This article about “Mirai” first appeared in TheWrap Magazine’s Oscar Nominations Preview issue.
Mamoru Hosoda knows that he is maintaining a dying tradition. For decades, animators have built worlds for their characters to inhabit using hand-painted backgrounds, and he has been loyal to that tradition. But the inexorable transition to digital is coming, as the director of “Mirai” knows well.
“I have been creating animation films using paper and pencil, paper and paint, but the situation in Japan has been changing rapidly,” Hosoda said in an email interview. “‘Mirai’ could actually be the last film I create with paper and paint. But when you think about the history of Western art when the photograph was invented, painters faced a challenge of what it meant for them to paint. In the same way, I would like to acquire new ways to express my art.”
If Hosoda is indeed moving on to a different medium, his last hand-drawn film is a breathtaking one. “Mirai” follows an exuberant — and rather spoiled — little boy named Kun who is not pleased by the fact that his parents are now focusing on his newborn sister, Mirai, more than him. But his worldview is quickly changed by a magical, time-traveling adventure that sends him into the past to meet his mother as a child and his ancestors during World War II. Then he’s flung into the future where he comes face to face with none other than his sister as a teenage girl.

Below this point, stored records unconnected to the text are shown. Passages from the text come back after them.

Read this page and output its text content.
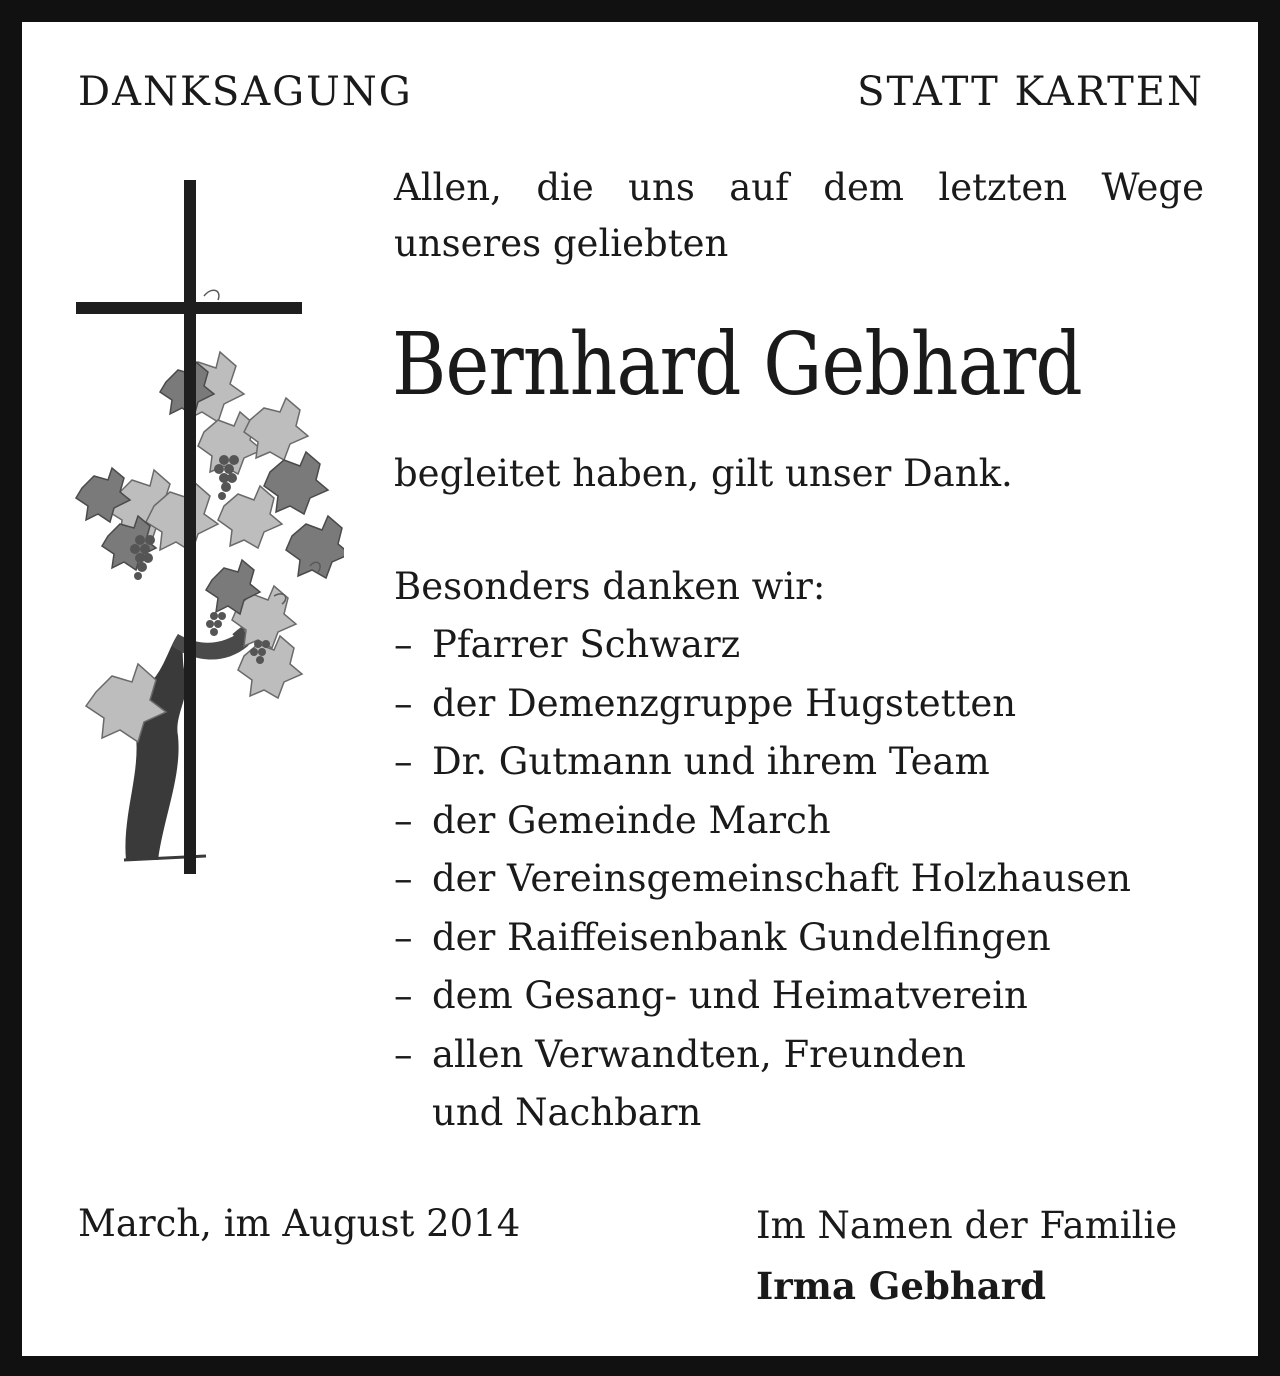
DANKSAGUNG	STATT KARTEN
Allen, die uns auf dem letzten Wege
unseres geliebten
Bernhard Gebhard
begleitet haben, gilt unser Dank.
Besonders danken wir:
– Pfarrer Schwarz
– der Demenzgruppe Hugstetten
– Dr. Gutmann und ihrem Team
– der Gemeinde March
– der Vereinsgemeinschaft Holzhausen
– der Raiffeisenbank Gundelfingen
– dem Gesang- und Heimatverein
– allen Verwandten, Freunden
und Nachbarn
March, im August 2014	Im Namen der Familie
Irma Gebhard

There have been many anime films that follow little girls through magical worlds. Hosoda said he was influenced by the legendary “My Neighbor Totoro,” but his chief motivation as he shaped Miraicame from his own boyhood. “For Kun, I got more inspiration from my childhood and my children,” he said. “I couldn’t find many [films] that featured a 4-year-old boy as a protagonist.”
While Hayao Miyazaki remains the most well-known anime filmmaker among Western audiences, Hosoda has steadily gained his own devoted international following through beautifully detailed fantasies like 2006’s “The Girl Who Leaped Through Time” and 2012’s “Wolf Children.” But unlike Kun, Hosoda doesn’t have time to voyage through his past.
“I hardly look back at my past work, but among the context and the accumulation of them, I do think about what I should portray in my next work,” he said. “I think films are waiting for the right time to be made. Just like how ‘Mirai’ wasn’t made after ‘The Girl Who Leapt Through Time.’ ‘Mirai’ was a film that I was only able to make now.”